Per ristabilire la verità sul Monte e sulla Fondazione ci vorranno anni, ma bisogna pur iniziare. Lo spunto ce lo fornisce un articolo del Corriere della Sera che mette in luce, se mai ce ne fosse stato bisogno, gli errori compiuti dalla Fondazione, dal presidente Gabriello Mancini in primis, ma anche da parte una buona parte dell’organo di gestione. Nell’ articolo di oggi si sostengono cose gravissime:
1. i sindaci revisori della Fondazione erano contrari alla totale
sottoscrizione dell’aumento di capitale e non sono stati ascoltati.
2. Anche il direttore Parlangeli era contrario ed è stato allontanato.
3. È stato sottoscritto l’aumento di capitale su indicazione del Comune.

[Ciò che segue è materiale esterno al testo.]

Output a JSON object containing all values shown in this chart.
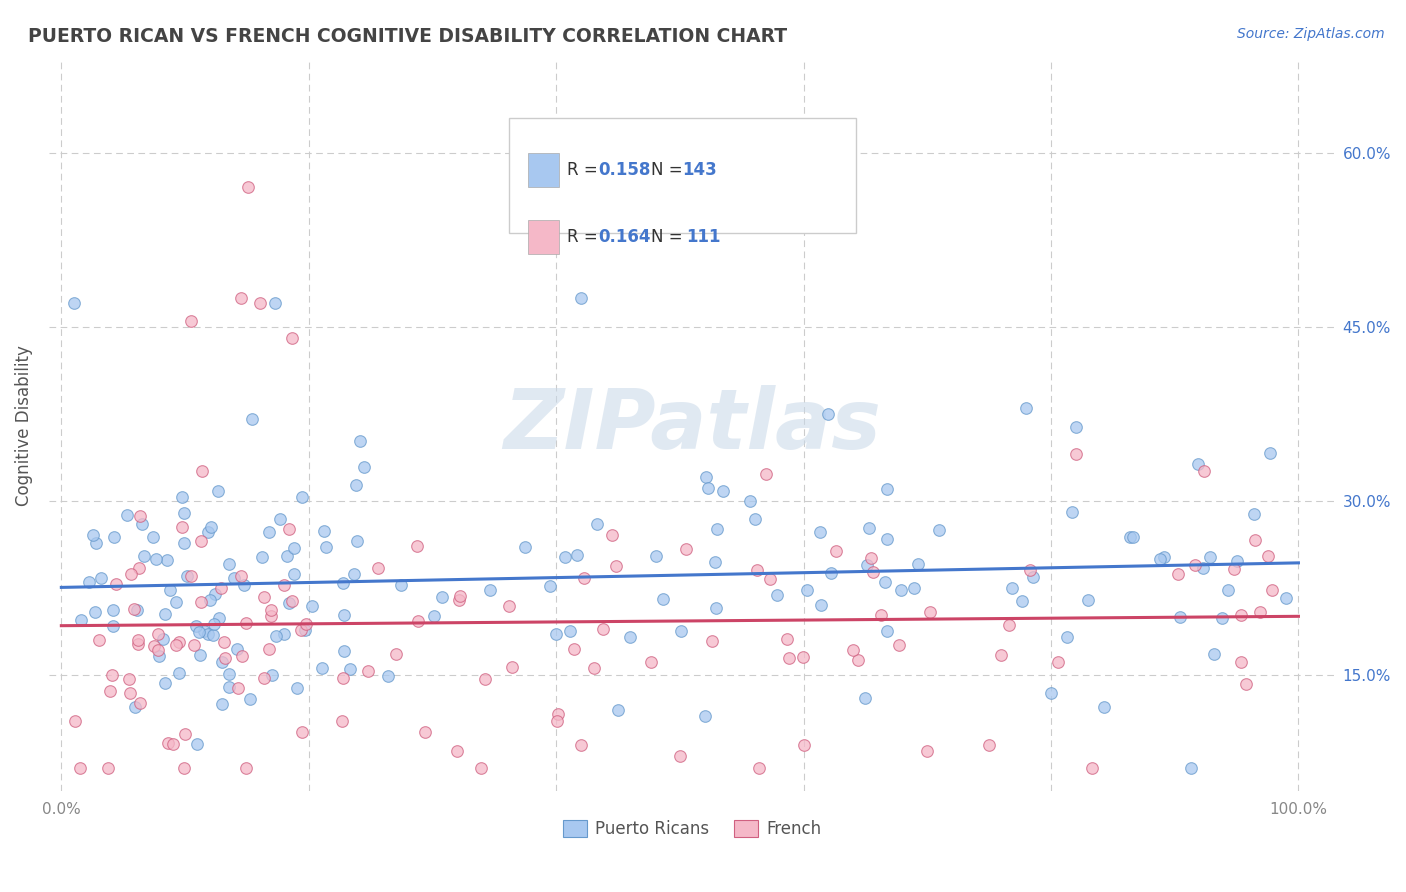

Partendo dall’ultima affermazione, il signor Gabriello Mancini deve andarsene, perché in base all’autonomia statutaria (sancita da due sentenze della Corte Costituzionale), egli deve fare gli interessi dell’Ente che presiede e non essere accondiscendente. Non risulta che il Comune fosse l’ente a cui Mancini doveva dar conto. L’ultimo documento (quello prima delle nomine) non parla volutamente più di maggioranza o 51% ma di INDIPENDENZA STRATEGICA e di eccessiva concentrazione patrimoniale chiedendo addirittura la diversificazione. L’aumento di capitale si svolge in piena campagna elettorale e forse più che dal sindaco uscente gli input giungevano da quello subentrato che in occasioni pubbliche aveva esternato la necessità di mantenere il 51%. Insomma, l’autonomia tanto decantata rasenta il ridicolo.
Parlangeli viene cacciato per aver detto le stesse cose dei sindaci revisori ad elezioni amministrative avvenute, la mattina del 2 luglio, tanto per non dare nell’occhio, quindi Mancini e l’organo gestionale sono talmente d’accordo nel sottoscrivere lo scellerato aumento di capitale da liberarsi alla chetichella di un provveditore divenuto troppo scomodo. Il nuovo consiglio comunale nel settembre 2011 approva una mozione sulla Fondazione che loda la sottoscrizione dell’aumento di capitale da parte della Fondazione.
Le date sono fatti e non possono essere stravolti. Dalla vicenda emerge la totale inconsistenza del presidente della Fondazione e dell’Organo di Gestione che già da tempo avrebbero dovuto dimettersi, per non aver rispettato le indicazioni degli enti nominanti, per non aver rispettato le indicazioni dei loro stessi organi di controllo, tenendo poi un atteggiamento completamento supino e subalterno rispetto alla banca e non esercitando mai il ruolo di azionista di riferimento, concedendo deleghe in bianco e spogliandosi di poteri prima ad essa attribuiti. Oggi, che non conta assolutamente nulla, il permanere in quella posizione rappresenta solo il tentativo di prendersi gli ultimi emolumenti prima che cali il sipario.